Eighteen months ago, when I was in the throws of pregnancy, I never could have imagined how I would look or feel at this point, almost one year exactly after giving birth. Looking back, this is what I would say to my pregnant self:

1)  Stop worrying. Easier said than done, of course. It’s hard to relinquish control over what is happening to your body as it grows to accommodate human life. But you need to take a deep breath and let go. Let go of your self-judgment. Let go of your comparison. Let go of your need to control your body. As long as you are making healthy choices, eating smart, and still moving, you will be fine. In the meantime, you must allow your body to do what it needs to do for your little one. If that means gaining 50 pounds- the healthy way- then so be it.

2) Let go of expectations.  And while you are at it, let go of timelines. You have not yet met your post-natal self, just as you haven’t yet met your baby.
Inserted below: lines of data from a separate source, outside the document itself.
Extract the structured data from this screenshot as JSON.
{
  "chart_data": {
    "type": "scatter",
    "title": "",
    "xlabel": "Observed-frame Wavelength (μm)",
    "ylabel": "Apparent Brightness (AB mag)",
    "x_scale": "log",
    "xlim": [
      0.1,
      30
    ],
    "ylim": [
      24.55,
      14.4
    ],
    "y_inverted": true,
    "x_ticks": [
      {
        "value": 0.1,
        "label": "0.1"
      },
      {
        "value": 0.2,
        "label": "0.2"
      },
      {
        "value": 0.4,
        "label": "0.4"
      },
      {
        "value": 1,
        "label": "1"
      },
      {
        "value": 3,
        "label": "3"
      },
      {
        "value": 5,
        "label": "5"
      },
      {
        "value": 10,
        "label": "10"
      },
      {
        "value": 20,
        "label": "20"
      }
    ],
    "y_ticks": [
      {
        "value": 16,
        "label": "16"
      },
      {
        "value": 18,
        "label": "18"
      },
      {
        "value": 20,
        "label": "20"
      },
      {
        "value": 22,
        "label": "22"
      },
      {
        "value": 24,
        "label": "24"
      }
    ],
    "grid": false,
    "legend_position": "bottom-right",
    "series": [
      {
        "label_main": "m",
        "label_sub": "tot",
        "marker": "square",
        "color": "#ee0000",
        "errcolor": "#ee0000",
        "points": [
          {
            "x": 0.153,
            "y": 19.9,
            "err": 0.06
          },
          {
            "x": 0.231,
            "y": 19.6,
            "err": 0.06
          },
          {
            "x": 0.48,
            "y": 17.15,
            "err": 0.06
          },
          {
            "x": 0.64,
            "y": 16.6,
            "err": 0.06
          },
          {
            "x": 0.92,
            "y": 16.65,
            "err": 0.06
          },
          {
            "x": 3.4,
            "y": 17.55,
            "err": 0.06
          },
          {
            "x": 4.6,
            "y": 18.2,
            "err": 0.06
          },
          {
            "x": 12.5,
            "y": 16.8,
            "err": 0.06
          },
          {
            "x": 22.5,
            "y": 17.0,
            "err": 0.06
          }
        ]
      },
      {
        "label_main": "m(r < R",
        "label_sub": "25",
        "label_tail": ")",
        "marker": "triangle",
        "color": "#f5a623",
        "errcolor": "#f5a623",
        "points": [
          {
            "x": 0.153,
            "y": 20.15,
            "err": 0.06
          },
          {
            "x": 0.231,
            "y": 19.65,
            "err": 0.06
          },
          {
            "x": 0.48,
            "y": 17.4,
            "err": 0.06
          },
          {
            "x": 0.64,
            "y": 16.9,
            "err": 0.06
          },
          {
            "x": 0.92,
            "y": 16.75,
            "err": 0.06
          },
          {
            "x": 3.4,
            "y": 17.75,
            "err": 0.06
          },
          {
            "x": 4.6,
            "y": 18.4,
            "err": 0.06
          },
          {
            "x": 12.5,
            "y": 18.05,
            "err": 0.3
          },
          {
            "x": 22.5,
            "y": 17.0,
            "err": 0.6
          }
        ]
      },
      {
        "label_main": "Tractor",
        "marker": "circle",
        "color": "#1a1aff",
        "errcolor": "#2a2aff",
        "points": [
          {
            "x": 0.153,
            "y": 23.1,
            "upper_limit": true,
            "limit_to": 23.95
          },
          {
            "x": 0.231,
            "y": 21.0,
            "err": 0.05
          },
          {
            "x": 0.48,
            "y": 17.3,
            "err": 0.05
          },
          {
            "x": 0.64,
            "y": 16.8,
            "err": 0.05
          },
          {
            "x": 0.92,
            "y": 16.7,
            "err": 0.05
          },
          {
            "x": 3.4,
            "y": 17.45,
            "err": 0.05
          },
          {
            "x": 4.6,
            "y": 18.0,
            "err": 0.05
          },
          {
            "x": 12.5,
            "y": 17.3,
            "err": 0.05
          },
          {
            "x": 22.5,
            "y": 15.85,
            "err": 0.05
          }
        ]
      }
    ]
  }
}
Becoming a mom will change you, and it will change your body. But how you change is not just chance. Part of it is up to you. Cross that bridge when you get there. For now, respect the wisdom of your body. It knows what it is doing.

3) Set yourself up for success. Start practicing now for an easier recovery later. Keep your body strong. Work on proper posture. Use your breath to strengthen your deep abdominals by pulling the baby to your spine with each exhale. Keep reminding your neuromuscular system how to hold yourself in space. Eat healthy food and avoid excess sugars. These things alone will jump start your postnatal routine.

4) It will all be ok. Sure, you will probably have to work to meet your goals. Sure, it could take a year before your feel like some semblance of yourself again. But you know what? You won’t be worried about it as much as you are now. You will have something (someone) else that will occupy your thoughts, heart and emotional space more than anything else you’ve ever experienced. Meanwhile, you will be on the downhill slope as pounds drop when you aren’t even looking. Take a deep breath. It’s not that bad, I promise. Before you know it, you’ll be doing pull-ups.